Che, cioè, tipo…

Quando preparo insieme a mio figlio Tommaso un’interrogazione e gli chiedo di provare a ripetere qualcosa, lui comincia in genere con “Che“, seguito spesso da “Cioè“, ma anche da “Tipo…“.

“Tipo…” lo scrivo con i puntini perché in genere è seguito da una lunga pausa che può restare allo stato di pausa, e cioè non portare a nessun’altra parola o frase. E’ solo il segnale di un discorso abortito in partenza.

Ecco, i ragazzi di dodici o tredici anni non sanno più fare un discorso con un capo e una coda, che segua il filo di un’argomentazione, che vada a concludere da qualche parte.

Il massimo che si può pretendere da un pre-adolescente è che impari a memoria un paio di concetti (compresi di parole per esprimerli) e poi li ripeta a macchinetta. In genere preceduti da almeno un “Che” e un paio di “Cioè”, che non stanno mai male.

La scuola, insomma, non insegna a parlare ma neanche a ragionare, perché il supporto migliore della memoria è il ragionamento.

Riesco  – cioè – a ricordare perché l’Impero Romano d’Occidente  è andato verso il declino, ma non mi ricordo la data del Sacco di Roma.

Nessuno, però, nelle scuole italiane, chiede ai ragazzi di imparare a ragionare.

Quello che gli si chiede è di imparare delle lezioni a memoria e – ma  solo durante le elementari – di esercitare qualche volta la loro fantasia, liberamente, in spregio a ogni convenzione sintattica o grammaticale.

Mio figlio infatti – durante le scuole elementari – non ha mai fatto un tema “banale” del genere: “Racconta le tue vacanze”, ma solo componimenti surrealisti come: “Mi sveglio e sono altro 10 centimetri“, oppure: “Mi sveglio e scopro di vivere nell’Antico Egitto“.

Tommaso scriveva delle paginate di pensieri ricorrenti e insensati, con qualche guizzo di fantasia, ogni tanto, ma senza l’ombra di un punto o una virgola.

Contava insomma la FANTASIA e la QUANTITÀ, e quando ho chiesto alla sua insegnante se non era il caso di insegnargli l’uso della punteggiatura, mi ha guardato come se fossi per l’appunto alta dieci centimetri e ha sibilato: “Tommaso da grande diventerà uno scrittore con tutta la fantasia che dimostra!”.

Bene, dopo neanche sei mesi, l’insegnante delle medie di Tommaso si è naturalmente lamentata della totale assenza di un fraseggio anche solo accennato nelle sue composizioni.

Ordunque, Tommaso è dislessico e non sempre i dislessici fanno dei gran bei temi, ma anche io sono sicuramente dislessica (ho i suoi stessi sintomi), ma so usare la punteggiatura.

So quando finisce una frase e quando comincia l’altra. E so raccontare quello che mi è successo quando sono andata in vacanza.

Mi ricordo anche benissimo che durante le vacanze di Natale – quando andavo alle scuole medie – non facevo i compiti, e mi ricordo benissimo che alle medie studiavamo ancora l’uso della punteggiatura, e non le figure retoriche e i canti della Divina Commedia.
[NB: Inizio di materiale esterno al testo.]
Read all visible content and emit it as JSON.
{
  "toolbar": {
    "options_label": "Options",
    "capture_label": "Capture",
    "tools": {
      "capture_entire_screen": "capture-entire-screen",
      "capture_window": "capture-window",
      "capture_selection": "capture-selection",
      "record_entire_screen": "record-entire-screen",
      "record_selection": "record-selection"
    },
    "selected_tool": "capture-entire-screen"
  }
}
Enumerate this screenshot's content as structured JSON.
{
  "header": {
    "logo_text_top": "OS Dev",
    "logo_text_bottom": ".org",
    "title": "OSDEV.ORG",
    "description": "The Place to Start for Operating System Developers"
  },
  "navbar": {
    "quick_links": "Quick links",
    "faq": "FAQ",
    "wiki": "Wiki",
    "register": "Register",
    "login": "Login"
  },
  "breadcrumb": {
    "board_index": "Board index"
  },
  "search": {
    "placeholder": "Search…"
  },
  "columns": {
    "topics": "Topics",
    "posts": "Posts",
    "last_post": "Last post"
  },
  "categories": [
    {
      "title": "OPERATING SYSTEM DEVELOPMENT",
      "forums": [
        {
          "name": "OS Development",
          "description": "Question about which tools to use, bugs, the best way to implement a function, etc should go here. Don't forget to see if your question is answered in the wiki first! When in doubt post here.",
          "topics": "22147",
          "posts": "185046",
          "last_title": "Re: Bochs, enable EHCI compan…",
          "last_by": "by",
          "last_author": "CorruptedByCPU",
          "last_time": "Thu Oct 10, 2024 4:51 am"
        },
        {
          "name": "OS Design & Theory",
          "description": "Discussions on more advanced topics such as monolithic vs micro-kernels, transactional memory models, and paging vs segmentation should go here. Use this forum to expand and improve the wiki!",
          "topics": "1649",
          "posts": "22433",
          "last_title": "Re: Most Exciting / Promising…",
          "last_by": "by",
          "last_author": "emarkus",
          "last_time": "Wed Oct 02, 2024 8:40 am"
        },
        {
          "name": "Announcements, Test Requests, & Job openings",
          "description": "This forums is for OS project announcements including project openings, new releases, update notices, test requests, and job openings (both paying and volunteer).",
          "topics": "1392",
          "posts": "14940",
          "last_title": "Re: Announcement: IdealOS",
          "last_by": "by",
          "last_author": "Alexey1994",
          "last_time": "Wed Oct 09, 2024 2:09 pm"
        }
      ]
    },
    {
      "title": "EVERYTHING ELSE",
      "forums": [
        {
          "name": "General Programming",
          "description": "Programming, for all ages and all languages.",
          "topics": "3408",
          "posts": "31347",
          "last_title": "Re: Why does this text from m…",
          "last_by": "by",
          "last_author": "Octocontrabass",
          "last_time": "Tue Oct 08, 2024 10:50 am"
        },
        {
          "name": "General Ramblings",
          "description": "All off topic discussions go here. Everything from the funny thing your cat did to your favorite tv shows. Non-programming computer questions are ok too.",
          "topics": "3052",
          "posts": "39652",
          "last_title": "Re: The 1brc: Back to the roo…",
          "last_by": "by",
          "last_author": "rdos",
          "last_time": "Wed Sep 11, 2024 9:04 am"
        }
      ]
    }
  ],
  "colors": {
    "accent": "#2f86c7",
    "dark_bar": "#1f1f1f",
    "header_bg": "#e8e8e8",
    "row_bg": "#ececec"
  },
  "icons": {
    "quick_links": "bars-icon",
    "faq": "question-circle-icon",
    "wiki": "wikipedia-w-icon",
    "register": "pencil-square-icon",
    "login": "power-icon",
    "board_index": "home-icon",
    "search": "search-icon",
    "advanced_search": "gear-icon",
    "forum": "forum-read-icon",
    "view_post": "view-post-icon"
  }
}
Dalla scuola italiana di oggi uscirà forse qualche – raro e scarso* – geniale studente che finirà ad Oxford, mentre gli altri non riusciranno a scrivere la lettera di accompagnamento del curriculum che manderanno al McDonald’s.

In un paese che si stra deindustrializzando ma non si sta terziarizzando, il rischio appunto è che la scuola italiana finisca per formare i lavoranti di una catena americana di friggitorie.

Forse è il caso di capire perché.

*Copio un post di Paola, che aveva già detto come la pensava sull’argomento.

Sono giunta alla conclusione che i programmi scolastici sono ormai strutturati per il bambino tipo con le seguenti caratteristiche:

1) deve essere sveglio, attento e maturo per la sua età
2) non deve avere problemi famigliari
3) deve fare una scuola non a tempo pieno che gli permetta di fare sport
4) a casa deve poter contare su più di una figura adulta, di cultura medio alta, come aiuto per i compiti, in grado di completare ed ampliare i concetti passati velocemente in rassegna a scuola.
Il bambino così “dotato” può imparare molto.
Tutti gli altri avranno difficoltà, con conseguenti frustrazioni. Di questi, solo quelli “con carattere” possono avere ancora qualche speranza.

La scuola vuole fare molto, troppo, ma non ha i soldi, la formazione degli insegnanti ed i mezzi per offrire una formazione personalizzata che metta in evidenza le potenzialità di ognuno. Si struttura solo per insegnare ad un determinato “target”, quello più facile, e degli altri non gliene frega niente.